Despite news leaking out about a new event on Glasgow Green next July, the announcement that T in the Park event was “taking a break” next year still came as a massive shock.
For all its troubles, and there have been many, it was still hard to believe one of Scotland’s signature events has been brought to a halt after 23 years.
As Geoff Ellis, the frontman of the event, made clear on Saturday, its problems began when he was put under pressure by the authorities to move its long-time home at Balado.
He blames the Health and Safety Executive for uprooting the event and forcing the relocation to what many fans felt was a much poorer site.

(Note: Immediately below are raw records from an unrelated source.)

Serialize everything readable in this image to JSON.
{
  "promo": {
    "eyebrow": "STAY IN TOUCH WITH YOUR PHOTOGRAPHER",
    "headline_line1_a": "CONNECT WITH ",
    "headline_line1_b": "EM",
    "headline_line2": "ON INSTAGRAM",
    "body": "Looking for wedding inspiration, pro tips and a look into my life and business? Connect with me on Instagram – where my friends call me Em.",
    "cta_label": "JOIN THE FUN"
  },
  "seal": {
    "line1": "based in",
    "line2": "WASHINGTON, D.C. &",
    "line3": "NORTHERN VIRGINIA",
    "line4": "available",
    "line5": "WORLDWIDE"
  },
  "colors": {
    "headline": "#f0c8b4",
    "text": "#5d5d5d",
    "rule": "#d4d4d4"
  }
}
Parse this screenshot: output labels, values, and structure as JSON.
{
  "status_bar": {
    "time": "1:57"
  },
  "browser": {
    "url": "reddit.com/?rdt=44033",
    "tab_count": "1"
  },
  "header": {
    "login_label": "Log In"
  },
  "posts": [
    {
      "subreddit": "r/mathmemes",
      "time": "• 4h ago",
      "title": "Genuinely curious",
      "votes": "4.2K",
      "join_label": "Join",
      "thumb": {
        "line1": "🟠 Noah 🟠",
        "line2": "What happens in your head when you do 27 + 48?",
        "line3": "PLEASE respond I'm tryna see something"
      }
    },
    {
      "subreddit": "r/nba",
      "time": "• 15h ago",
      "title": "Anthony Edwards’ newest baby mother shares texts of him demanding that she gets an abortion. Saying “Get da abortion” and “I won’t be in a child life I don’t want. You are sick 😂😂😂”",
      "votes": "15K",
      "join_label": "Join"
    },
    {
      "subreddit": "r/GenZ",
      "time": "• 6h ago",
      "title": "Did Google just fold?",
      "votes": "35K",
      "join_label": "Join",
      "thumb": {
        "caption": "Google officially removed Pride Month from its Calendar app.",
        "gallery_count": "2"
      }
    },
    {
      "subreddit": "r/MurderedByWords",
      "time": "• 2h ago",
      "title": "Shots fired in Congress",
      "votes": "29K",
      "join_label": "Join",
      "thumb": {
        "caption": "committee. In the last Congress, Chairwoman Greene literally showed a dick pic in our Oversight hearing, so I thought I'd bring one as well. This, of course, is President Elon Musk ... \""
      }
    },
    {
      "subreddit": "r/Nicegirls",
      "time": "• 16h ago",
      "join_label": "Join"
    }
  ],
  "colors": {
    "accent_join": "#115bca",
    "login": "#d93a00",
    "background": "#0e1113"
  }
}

Despite Ellis’s insistence that Strathallan is the next best option, it is hard to imagine it returning there after this year’s shake-up failed to win over many doubters. A scaled-back event on an alternative site seems a far more likely option, as long as it is within relatively easy reach of Scotland’s four main cities.
If Ellis and his team are to rediscover the winning formula they will have to somehow tackle T in the Park’s unwelcome reputation for crime and disorder.
There is a wider worrying trend too. A decade ago, Scotland’s festival scene appeared to be booming with major new events like RockNess, at Loch Ness, Outsider, near Aviemore, and Connect, at Inverary Castle. Other like the Big Tent Festival, in Fife, soon joined them.
All have vanished from the landscape after announcing a temporary hiatus, only to fail to reappear.
The latest to suffer this fate is Wickerman, one of Scotland’s biggest outdoor events, with a large and loyal following. Another hugely successful event, Loopallu, is already warning it may also bid “farewell” after losing its site in Ullapool.
While there are undoubtedly individual issues, all have been affected by the increasingly tough economics of organising festivals. The red tape, health and safety demands, and costs demanded by the new national police service have created a perfect storm, before the vagaries of the weather are even considered.
But many surviving festivals are increasingly having to rely on acts who have been performing for decades, with Madness, The Proclaimers, Primal Scream and The Stone Roses among this year’s headliners.
Perhaps the biggest problem of all is a real lack of major new artists ready, willing and able to step into the spotlight.